Talking about reimbursement may reinforce the stereotype that doctors care only about money. But in reality, if something is not reimbursed, it’s hard to get it done because there are only so many hours in the day. For time-pressed clinicians, the system makes it faster and easier to simply order MRI than to think longer and deeper about our patients’ cases.
So bravo to the IOM for recognizing that diagnosis can be a team sport, and that time spent analyzing a case is as critically important as tests and procedures. The report explicitly presses insurance companies to reimburse for the cognitive side of medicine to eliminate the financial distortion that overwhelmingly favors procedures over thinking. pp 69-70
Right! This book was written in 2020. That’s the same year I grew weary of holding my breath for “the system” to change; the year I switched to DPC. Five, almost 6 years later, there is no meaningful movement for “the system” to favor the cognitive side of medicine over procedures, or to even equally reimburse for it. While some may point out that telehealth visits are now are reimbursed, and increasingly systems are charging patients for portal messages, there’s still no margin put into the typical fee-for-service physician’s schedule for those tasks.
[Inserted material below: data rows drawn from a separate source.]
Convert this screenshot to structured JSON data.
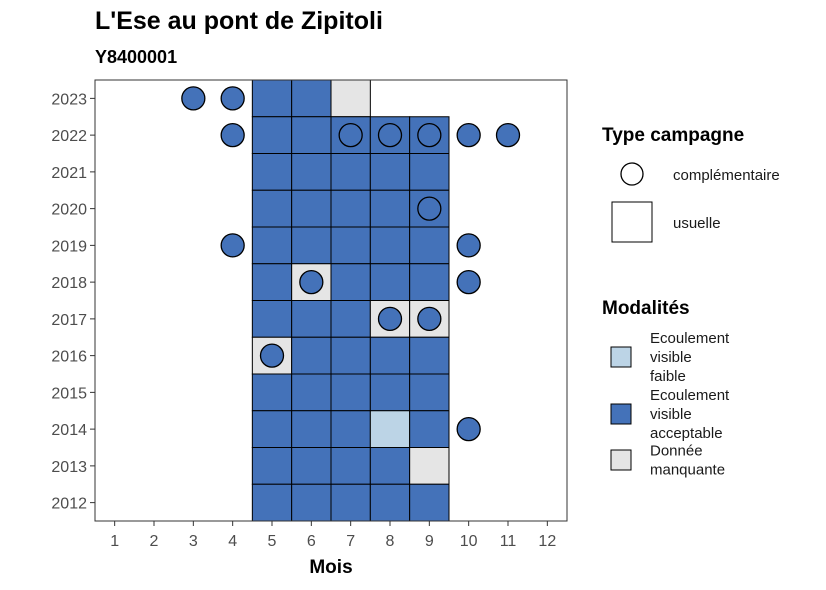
{
  "chart_data": {
    "type": "heatmap",
    "title": "L'Ese au pont de Zipitoli",
    "subtitle": "Y8400001",
    "xlabel": "Mois",
    "ylabel": "",
    "x_ticks": [
      "1",
      "2",
      "3",
      "4",
      "5",
      "6",
      "7",
      "8",
      "9",
      "10",
      "11",
      "12"
    ],
    "y_ticks": [
      "2012",
      "2013",
      "2014",
      "2015",
      "2016",
      "2017",
      "2018",
      "2019",
      "2020",
      "2021",
      "2022",
      "2023"
    ],
    "xlim": [
      0.5,
      12.5
    ],
    "ylim": [
      2011.5,
      2023.5
    ],
    "colors": {
      "faible": "#bcd4e6",
      "acceptable": "#4472b9",
      "manquante": "#e5e5e5",
      "outline": "#000000",
      "tick_text": "#4d4d4d"
    },
    "modalites": [
      {
        "key": "faible",
        "label": "Ecoulement visible faible",
        "lines": [
          "Ecoulement",
          "visible",
          "faible"
        ]
      },
      {
        "key": "acceptable",
        "label": "Ecoulement visible acceptable",
        "lines": [
          "Ecoulement",
          "visible",
          "acceptable"
        ]
      },
      {
        "key": "manquante",
        "label": "Donnée manquante",
        "lines": [
          "Donnée",
          "manquante"
        ]
      }
    ],
    "campagne_types": [
      {
        "key": "complementaire",
        "label": "complémentaire",
        "shape": "circle"
      },
      {
        "key": "usuelle",
        "label": "usuelle",
        "shape": "square"
      }
    ],
    "legend_titles": {
      "campagne": "Type campagne",
      "modalites": "Modalités"
    },
    "usuelle": [
      {
        "year": 2023,
        "month": 5,
        "modalite": "acceptable"
      },
      {
        "year": 2023,
        "month": 6,
        "modalite": "acceptable"
      },
      {
        "year": 2023,
        "month": 7,
        "modalite": "manquante"
      },
      {
        "year": 2022,
        "month": 5,
        "modalite": "acceptable"
      },
      {
        "year": 2022,
        "month": 6,
        "modalite": "acceptable"
      },
      {
        "year": 2022,
        "month": 7,
        "modalite": "acceptable"
      },
      {
        "year": 2022,
        "month": 8,
        "modalite": "acceptable"
      },
      {
        "year": 2022,
        "month": 9,
        "modalite": "acceptable"
      },
      {
        "year": 2021,
        "month": 5,
        "modalite": "acceptable"
      },
      {
        "year": 2021,
        "month": 6,
        "modalite": "acceptable"
      },
      {
        "year": 2021,
        "month": 7,
        "modalite": "acceptable"
      },
      {
        "year": 2021,
        "month": 8,
        "modalite": "acceptable"
      },
      {
        "year": 2021,
        "month": 9,
        "modalite": "acceptable"
      },
      {
        "year": 2020,
        "month": 5,
        "modalite": "acceptable"
      },
      {
        "year": 2020,
        "month": 6,
        "modalite": "acceptable"
      },
      {
        "year": 2020,
        "month": 7,
        "modalite": "acceptable"
      },
      {
        "year": 2020,
        "month": 8,
        "modalite": "acceptable"
      },
      {
        "year": 2020,
        "month": 9,
        "modalite": "acceptable"
      },
      {
        "year": 2019,
        "month": 5,
        "modalite": "acceptable"
      },
      {
        "year": 2019,
        "month": 6,
        "modalite": "acceptable"
      },
      {
        "year": 2019,
        "month": 7,
        "modalite": "acceptable"
      },
      {
        "year": 2019,
        "month": 8,
        "modalite": "acceptable"
      },
      {
        "year": 2019,
        "month": 9,
        "modalite": "acceptable"
      },
      {
        "year": 2018,
        "month": 5,
        "modalite": "acceptable"
      },
      {
        "year": 2018,
        "month": 6,
        "modalite": "manquante"
      },
      {
        "year": 2018,
        "month": 7,
        "modalite": "acceptable"
      },
      {
        "year": 2018,
        "month": 8,
        "modalite": "acceptable"
      },
      {
        "year": 2018,
        "month": 9,
        "modalite": "acceptable"
      },
      {
        "year": 2017,
        "month": 5,
        "modalite": "acceptable"
      },
      {
        "year": 2017,
        "month": 6,
        "modalite": "acceptable"
      },
      {
        "year": 2017,
        "month": 7,
        "modalite": "acceptable"
      },
      {
        "year": 2017,
        "month": 8,
        "modalite": "manquante"
      },
      {
        "year": 2017,
        "month": 9,
        "modalite": "manquante"
      },
      {
        "year": 2016,
        "month": 5,
        "modalite": "manquante"
      },
      {
        "year": 2016,
        "month": 6,
        "modalite": "acceptable"
      },
      {
        "year": 2016,
        "month": 7,
        "modalite": "acceptable"
      },
      {
        "year": 2016,
        "month": 8,
        "modalite": "acceptable"
      },
      {
        "year": 2016,
        "month": 9,
        "modalite": "acceptable"
      },
      {
        "year": 2015,
        "month": 5,
        "modalite": "acceptable"
      },
      {
        "year": 2015,
        "month": 6,
        "modalite": "acceptable"
      },
      {
        "year": 2015,
        "month": 7,
        "modalite": "acceptable"
      },
      {
        "year": 2015,
        "month": 8,
        "modalite": "acceptable"
      },
      {
        "year": 2015,
        "month": 9,
        "modalite": "acceptable"
      },
      {
        "year": 2014,
        "month": 5,
        "modalite": "acceptable"
      },
      {
        "year": 2014,
        "month": 6,
        "modalite": "acceptable"
      },
      {
        "year": 2014,
        "month": 7,
        "modalite": "acceptable"
      },
      {
        "year": 2014,
        "month": 8,
        "modalite": "faible"
      },
      {
        "year": 2014,
        "month": 9,
        "modalite": "acceptable"
      },
      {
        "year": 2013,
        "month": 5,
        "modalite": "acceptable"
      },
      {
        "year": 2013,
        "month": 6,
        "modalite": "acceptable"
      },
      {
        "year": 2013,
        "month": 7,
        "modalite": "acceptable"
      },
      {
        "year": 2013,
        "month": 8,
        "modalite": "acceptable"
      },
      {
        "year": 2013,
        "month": 9,
        "modalite": "manquante"
      },
      {
        "year": 2012,
        "month": 5,
        "modalite": "acceptable"
      },
      {
        "year": 2012,
        "month": 6,
        "modalite": "acceptable"
      },
      {
        "year": 2012,
        "month": 7,
        "modalite": "acceptable"
      },
      {
        "year": 2012,
        "month": 8,
        "modalite": "acceptable"
      },
      {
        "year": 2012,
        "month": 9,
        "modalite": "acceptable"
      }
    ],
    "complementaire": [
      {
        "year": 2023,
        "month": 3,
        "modalite": "acceptable"
      },
      {
        "year": 2023,
        "month": 4,
        "modalite": "acceptable"
      },
      {
        "year": 2022,
        "month": 4,
        "modalite": "acceptable"
      },
      {
        "year": 2022,
        "month": 7,
        "modalite": "acceptable"
      },
      {
        "year": 2022,
        "month": 8,
        "modalite": "acceptable"
      },
      {
        "year": 2022,
        "month": 9,
        "modalite": "acceptable"
      },
      {
        "year": 2022,
        "month": 10,
        "modalite": "acceptable"
      },
      {
        "year": 2022,
        "month": 11,
        "modalite": "acceptable"
      },
      {
        "year": 2020,
        "month": 9,
        "modalite": "acceptable"
      },
      {
        "year": 2019,
        "month": 4,
        "modalite": "acceptable"
      },
      {
        "year": 2019,
        "month": 10,
        "modalite": "acceptable"
      },
      {
        "year": 2018,
        "month": 6,
        "modalite": "acceptable"
      },
      {
        "year": 2018,
        "month": 10,
        "modalite": "acceptable"
      },
      {
        "year": 2017,
        "month": 8,
        "modalite": "acceptable"
      },
      {
        "year": 2017,
        "month": 9,
        "modalite": "acceptable"
      },
      {
        "year": 2016,
        "month": 5,
        "modalite": "acceptable"
      },
      {
        "year": 2014,
        "month": 10,
        "modalite": "acceptable"
      }
    ]
  }
}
They are still being crammed in before work, over lunch, and during “pajama time”, as well as whenever there’s a free moment between patients. There’s no (gift of?) time allotted for that work!
The gift of time that DPC provides is not just for physicians. As Dr. Ofri notes, when physicians have time to think, they spend less money on diagnostics. When physicians have the time for close and repeated follow up for complicated cases, they can proceed through an evaluation in a timely, sequential order rather than an expensive “shotgun” approach. The “shotgun” approach is convenient for the physician and profitable for healthcare systems, but it bankrupts patients and increases all of our costs as we pay hefty taxes into government subsidized healthcare programs. Not to mention that DPC regularly provides and finds significantly lower costs diagnostics when they are needed – a double savings. Patient’s value those financial savings, as well as the relational experience of DPC.
While Dr. Ofri and I agree on much of the diagnosis of the problem, I suspect we differ on the treatment. As she notes in one of the quotes above, the treatment comes down to financial priorities and decisions. She wants third party payers to reimburse for cognitive work. Our broken, fee-for-service healthcare system does not want to financially reward physicians for doing this work; it costs them more – the shareholders will lose. The DPC model, in a free market, is the solution because it does reward this kind of work. And that gift of time provided by the DPC model benefits both physicians and patients.
If you haven’t already made the switch to DPC and you want more of your time, now is the time to switch. The friendly folks at the DPC alliance can save you time navigating that transition. It’s high time that I stop now that I’m out of time. Thanks for your taking your time to read and consider this.
- Ofri, D. (2020). When we do harm: A doctor confronts medical error. Beacon Press.